『あまちゃん』制作発表の場で、脚本の宮藤官九郎は、「架空のアイドルがいて、電車を貸し切ってイベントをやっていて、全国から人が来ている。既にドラマが始まっていた」と語っている。
鉄道むすめに全国のアニメファンが集結
そう言わしめたのは、ドラマで北三陸鉄道として登場する三陸鉄道(通称・三鉄)の取り組みだ。2008年、大手玩具メーカーがつくった鉄道むすめ「久慈ありす」が人気になり、三鉄得意の企画列車「スイーツ列車」を応用し、「久慈ありすをイメージしたスイーツ列車」を企画したところ、全国からファンが殺到。コミケ、萌え市場とはどのようなものかを研究し、その市場性にかけた。今では、久慈ありすのほか、田野畑ユウ、恋し浜レンなど「鉄道ダンシ」も開発し、イオンとのコラボ商品のパッケージに使われるなどして人気を博している。

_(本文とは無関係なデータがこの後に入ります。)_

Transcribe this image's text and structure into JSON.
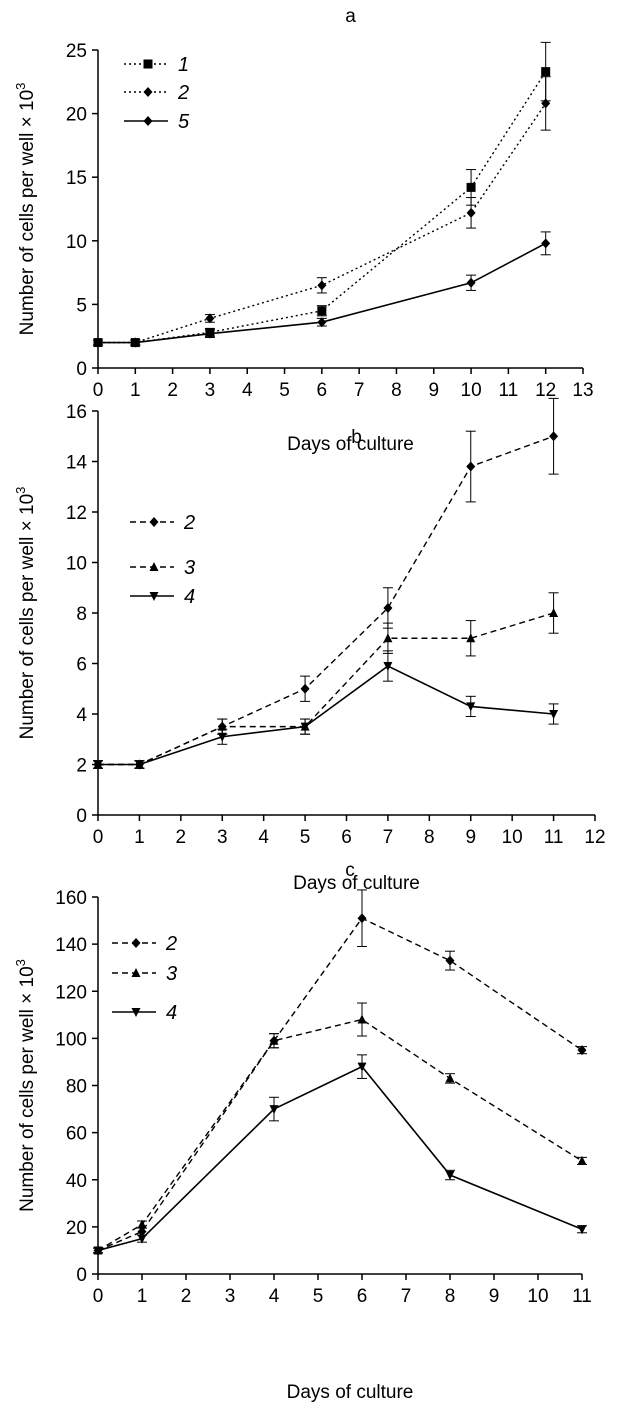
{
  "chart_data": [
    {
      "type": "line",
      "title": "a",
      "xlabel": "Days of culture",
      "ylabel": "Number of cells per well × 10³",
      "xlim": [
        0,
        13
      ],
      "ylim": [
        0,
        25
      ],
      "xticks": [
        0,
        1,
        2,
        3,
        4,
        5,
        6,
        7,
        8,
        9,
        10,
        11,
        12,
        13
      ],
      "yticks": [
        0,
        5,
        10,
        15,
        20,
        25
      ],
      "grid": false,
      "legend_position": "top-left",
      "series": [
        {
          "name": "1",
          "marker": "square",
          "line": "dotted",
          "x": [
            0,
            1,
            3,
            6,
            10,
            12
          ],
          "y": [
            2,
            2,
            2.8,
            4.5,
            14.2,
            23.3
          ],
          "err": [
            0.2,
            0.2,
            0.3,
            0.4,
            1.4,
            2.3
          ]
        },
        {
          "name": "2",
          "marker": "diamond",
          "line": "dotted",
          "x": [
            0,
            1,
            3,
            6,
            10,
            12
          ],
          "y": [
            2,
            2,
            3.9,
            6.5,
            12.2,
            20.8
          ],
          "err": [
            0.2,
            0.2,
            0.3,
            0.6,
            1.2,
            2.1
          ]
        },
        {
          "name": "5",
          "marker": "diamond",
          "line": "solid",
          "x": [
            0,
            1,
            3,
            6,
            10,
            12
          ],
          "y": [
            2,
            2,
            2.7,
            3.6,
            6.7,
            9.8
          ],
          "err": [
            0.2,
            0.2,
            0.3,
            0.3,
            0.6,
            0.9
          ]
        }
      ]
    },
    {
      "type": "line",
      "title": "b",
      "xlabel": "Days of culture",
      "ylabel": "Number of cells per well × 10³",
      "xlim": [
        0,
        12
      ],
      "ylim": [
        0,
        16
      ],
      "xticks": [
        0,
        1,
        2,
        3,
        4,
        5,
        6,
        7,
        8,
        9,
        10,
        11,
        12
      ],
      "yticks": [
        0,
        2,
        4,
        6,
        8,
        10,
        12,
        14,
        16
      ],
      "grid": false,
      "legend_position": "top-left",
      "series": [
        {
          "name": "2",
          "marker": "diamond",
          "line": "dashed",
          "x": [
            0,
            1,
            3,
            5,
            7,
            9,
            11
          ],
          "y": [
            2,
            2,
            3.5,
            5,
            8.2,
            13.8,
            15
          ],
          "err": [
            0.15,
            0.15,
            0.3,
            0.5,
            0.8,
            1.4,
            1.5
          ]
        },
        {
          "name": "3",
          "marker": "triangle-up",
          "line": "dashed",
          "x": [
            0,
            1,
            3,
            5,
            7,
            9,
            11
          ],
          "y": [
            2,
            2,
            3.5,
            3.5,
            7,
            7,
            8
          ],
          "err": [
            0.15,
            0.15,
            0.3,
            0.3,
            0.6,
            0.7,
            0.8
          ]
        },
        {
          "name": "4",
          "marker": "triangle-down",
          "line": "solid",
          "x": [
            0,
            1,
            3,
            5,
            7,
            9,
            11
          ],
          "y": [
            2,
            2,
            3.1,
            3.5,
            5.9,
            4.3,
            4
          ],
          "err": [
            0.15,
            0.15,
            0.3,
            0.3,
            0.6,
            0.4,
            0.4
          ]
        }
      ]
    },
    {
      "type": "line",
      "title": "c",
      "xlabel": "Days of culture",
      "ylabel": "Number of cells per well × 10³",
      "xlim": [
        0,
        11
      ],
      "ylim": [
        0,
        160
      ],
      "xticks": [
        0,
        1,
        2,
        3,
        4,
        5,
        6,
        7,
        8,
        9,
        10,
        11
      ],
      "yticks": [
        0,
        20,
        40,
        60,
        80,
        100,
        120,
        140,
        160
      ],
      "grid": false,
      "legend_position": "top-left",
      "series": [
        {
          "name": "2",
          "marker": "diamond",
          "line": "dashed",
          "x": [
            0,
            1,
            4,
            6,
            8,
            11
          ],
          "y": [
            10,
            18,
            99,
            151,
            133,
            95
          ],
          "err": [
            1,
            1.5,
            3,
            12,
            4,
            1.5
          ]
        },
        {
          "name": "3",
          "marker": "triangle-up",
          "line": "dashed",
          "x": [
            0,
            1,
            4,
            6,
            8,
            11
          ],
          "y": [
            10,
            21,
            99,
            108,
            83,
            48
          ],
          "err": [
            1,
            1.5,
            3,
            7,
            2,
            1.5
          ]
        },
        {
          "name": "4",
          "marker": "triangle-down",
          "line": "solid",
          "x": [
            0,
            1,
            4,
            6,
            8,
            11
          ],
          "y": [
            10,
            15,
            70,
            88,
            42,
            19
          ],
          "err": [
            1,
            1.5,
            5,
            5,
            2,
            1.5
          ]
        }
      ]
    }
  ]
}
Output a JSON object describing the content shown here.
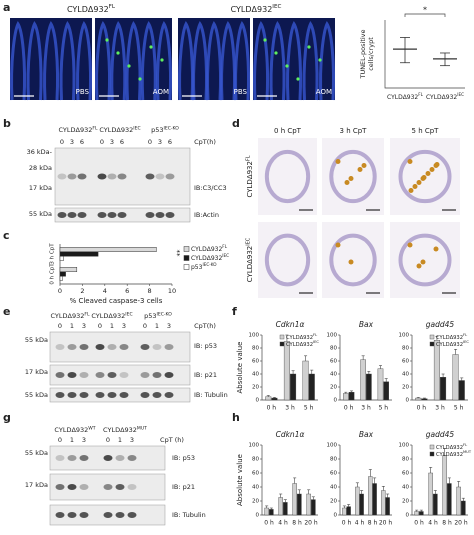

「私は鉄道屋なのか、イベント屋なのか分からないと思うほどです」と久慈駅長の橋上和司氏が笑うほど企画列車も多い。ドラマに登場するお座敷列車の元となったこたつ列車のほか、落語、初日の出、カラオケ、お絵かきなど、多い時には週1回のペースで企画ものを運行してきた。「お金をかけて広報する余裕はない。どんな些細なことでも単発でもいいから、ネタをつくって発信していくことが大事」と考えるからだ。
応援隊長は、元広告会社の東北支社長
その取り組みを支援する強力な助っ人もいる。「三陸鉄道を勝手に応援する会」会長の草野悟氏だ。大手広告会社で東北支社長を歴任し、大型地域イベントなどを手がけてきた草野氏にとって、岩手は仕事上の故郷のようなもの。友人が三鉄の社長に就任したことをきっかけに“勝手に応援する会”をつくった。「岩手の重要な資源である三鉄をPRすることで、過疎化が進む沿岸部の活性化につなげよう」と考えたからだ。話題発信力に乏しい三鉄や、さらには沿線一帯の話題喚起のため、駅ごとに「動物駅員」を寄贈したり、三鉄社員にリリースの書き方やメディアへの対応方法を指導してきた。
震災直後には、会社の存続危機に怯える三鉄社員のため、社員によるオーダーメイドの被災地案内を企画。今後の災害に役立たせることを目的に、研究者などを乗せて列車を走らせた。
草野氏は『あまちゃん』のロケ支援には関わっていないながら喜んで放送を見ている、と話す。一方で危機感もある。震災後の復旧が終わり三鉄が全線開通する来年4月は、震災から3年、三鉄開通30周年の節目でもある。「メディアが北三陸に押し寄せる最後のチャンス。5、6年は復興支援で廃線を免れても、赤字が続けばどうなるか分からない。『あまちゃん』効果を使い倒すのはもちろん、今のうちに地域の魅力発掘・話題化に取り組み、今後も来てくれる“交流人口”によるまちの生き残りにつなげたい」と考えている。